Comparisons with the general prison population reveal that ex-soldiers are twice as likely to be jailed for sex offences. The Government study estimates that 3.5 per cent, nearly 3,000 inmates, of the total prison population are military veterans, many of whom served in Iraq and Afghanistan, and now represent the largest single occupational group held behind bars in England and Wales.
There is also a marked increase in the proportion of military veterans convicted of violent offences, raising concerns about the effects of post-traumatic stress disorder.
While the vast majority of ex-military inmates are from the ordinary ranks, 21 offenders were found to be officers.
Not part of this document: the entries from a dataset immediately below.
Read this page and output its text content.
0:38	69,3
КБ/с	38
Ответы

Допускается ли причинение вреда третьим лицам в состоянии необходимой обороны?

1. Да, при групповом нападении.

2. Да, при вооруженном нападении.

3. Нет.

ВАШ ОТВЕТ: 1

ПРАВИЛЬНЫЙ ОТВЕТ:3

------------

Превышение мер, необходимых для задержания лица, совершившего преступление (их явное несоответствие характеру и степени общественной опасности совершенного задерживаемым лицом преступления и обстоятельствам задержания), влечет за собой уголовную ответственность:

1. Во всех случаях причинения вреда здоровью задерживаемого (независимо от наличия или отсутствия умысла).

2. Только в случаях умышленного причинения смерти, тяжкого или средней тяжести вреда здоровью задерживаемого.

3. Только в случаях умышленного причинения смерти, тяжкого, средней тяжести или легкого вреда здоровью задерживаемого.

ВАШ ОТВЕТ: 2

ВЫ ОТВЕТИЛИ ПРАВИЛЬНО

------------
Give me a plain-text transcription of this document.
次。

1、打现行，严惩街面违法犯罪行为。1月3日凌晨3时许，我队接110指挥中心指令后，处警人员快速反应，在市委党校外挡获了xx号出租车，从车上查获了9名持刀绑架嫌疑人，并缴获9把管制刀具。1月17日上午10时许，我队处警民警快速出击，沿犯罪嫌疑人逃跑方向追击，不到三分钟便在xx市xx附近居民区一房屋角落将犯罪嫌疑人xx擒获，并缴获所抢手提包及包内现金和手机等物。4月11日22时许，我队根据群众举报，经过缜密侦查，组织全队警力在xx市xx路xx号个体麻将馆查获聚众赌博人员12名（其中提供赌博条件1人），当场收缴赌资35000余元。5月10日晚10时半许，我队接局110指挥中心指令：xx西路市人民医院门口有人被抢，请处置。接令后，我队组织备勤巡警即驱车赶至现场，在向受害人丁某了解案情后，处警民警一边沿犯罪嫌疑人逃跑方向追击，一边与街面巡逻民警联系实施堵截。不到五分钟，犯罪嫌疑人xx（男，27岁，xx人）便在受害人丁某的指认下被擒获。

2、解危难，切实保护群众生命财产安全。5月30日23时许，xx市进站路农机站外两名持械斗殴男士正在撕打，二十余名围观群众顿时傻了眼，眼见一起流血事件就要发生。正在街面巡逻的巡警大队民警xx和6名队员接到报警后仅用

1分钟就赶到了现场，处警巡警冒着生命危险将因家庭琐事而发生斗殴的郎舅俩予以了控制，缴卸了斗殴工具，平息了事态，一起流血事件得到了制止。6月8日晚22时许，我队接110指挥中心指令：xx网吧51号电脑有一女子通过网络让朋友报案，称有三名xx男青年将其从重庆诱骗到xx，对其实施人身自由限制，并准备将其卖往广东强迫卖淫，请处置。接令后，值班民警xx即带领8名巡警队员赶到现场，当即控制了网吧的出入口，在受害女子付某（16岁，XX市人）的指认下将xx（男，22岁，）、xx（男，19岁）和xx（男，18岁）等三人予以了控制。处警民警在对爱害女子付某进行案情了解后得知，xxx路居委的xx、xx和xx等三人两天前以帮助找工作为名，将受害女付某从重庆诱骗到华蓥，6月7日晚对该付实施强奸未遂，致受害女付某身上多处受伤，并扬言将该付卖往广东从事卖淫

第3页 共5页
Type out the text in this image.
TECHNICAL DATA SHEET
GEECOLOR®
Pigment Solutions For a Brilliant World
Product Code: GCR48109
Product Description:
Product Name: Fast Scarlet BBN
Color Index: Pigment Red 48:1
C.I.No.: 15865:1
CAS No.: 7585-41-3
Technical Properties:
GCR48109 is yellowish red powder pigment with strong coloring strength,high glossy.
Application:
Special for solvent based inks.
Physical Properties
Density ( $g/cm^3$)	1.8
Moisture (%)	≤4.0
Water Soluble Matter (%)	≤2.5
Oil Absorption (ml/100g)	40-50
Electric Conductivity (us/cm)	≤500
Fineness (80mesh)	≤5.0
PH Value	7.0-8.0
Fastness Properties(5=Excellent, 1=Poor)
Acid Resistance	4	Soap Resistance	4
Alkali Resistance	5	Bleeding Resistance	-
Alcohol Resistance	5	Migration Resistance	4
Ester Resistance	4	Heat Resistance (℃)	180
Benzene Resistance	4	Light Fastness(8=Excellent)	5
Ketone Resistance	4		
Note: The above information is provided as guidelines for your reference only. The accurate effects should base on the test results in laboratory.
The most common offences were violence against the person (33 per cent) and sexual offences (25 per cent). Drug offences accounted for 11 per cent. But compared to the general prison population, veterans are far less likely to commit acquisitive offences such as burglary and theft.
Andrew Neilson, assistant director of the prison reform charity the Howard League, said: "These figures suggest veterans are less likely to appear in the prison system than the general population and also suggest veterans in prison are much more likely to be older and not have experience of current military engagement. Both of these facts reflect what the Howard League has recently learned is the experience in the United States. Nonetheless, veterans remain the largest single occupational group in prison and if we do not address this issue we will be building up future problems for the current generation who have fought and are fighting in Iraq and Afghanistan."
The latest figures also show an increase of 613 inmates from the last time the MoD looked at the ex-service prison population at the beginning of the year. The report says: "The estimate of the number of regular veterans in prison has been revised up to 2,820 (3.5 per cent of prisoners). The additional 613 prisoners will be older veterans who exited the regular armed forces prior to 1979 (Naval Service), 1973 (Army) or 1969 (RAF)."
The problem has increased to the extent that the number of former servicemen in prison or on probation or parole is now more than double the total British deployment in Afghanistan, according to a new survey published today. An estimated 20,000 veterans are in the criminal justice system, with 8,500 behind bars, almost one in 10 of the prison population.
A spokeswoman for the MoD said: "The number of veterans in prison is low compared to the total veteran population. The MoD works with voluntary and charitable sector organisations and other departments to raise awareness among the ex-service prison population of the help and support available to them and their families whilst they serve their sentence and as they prepare for release."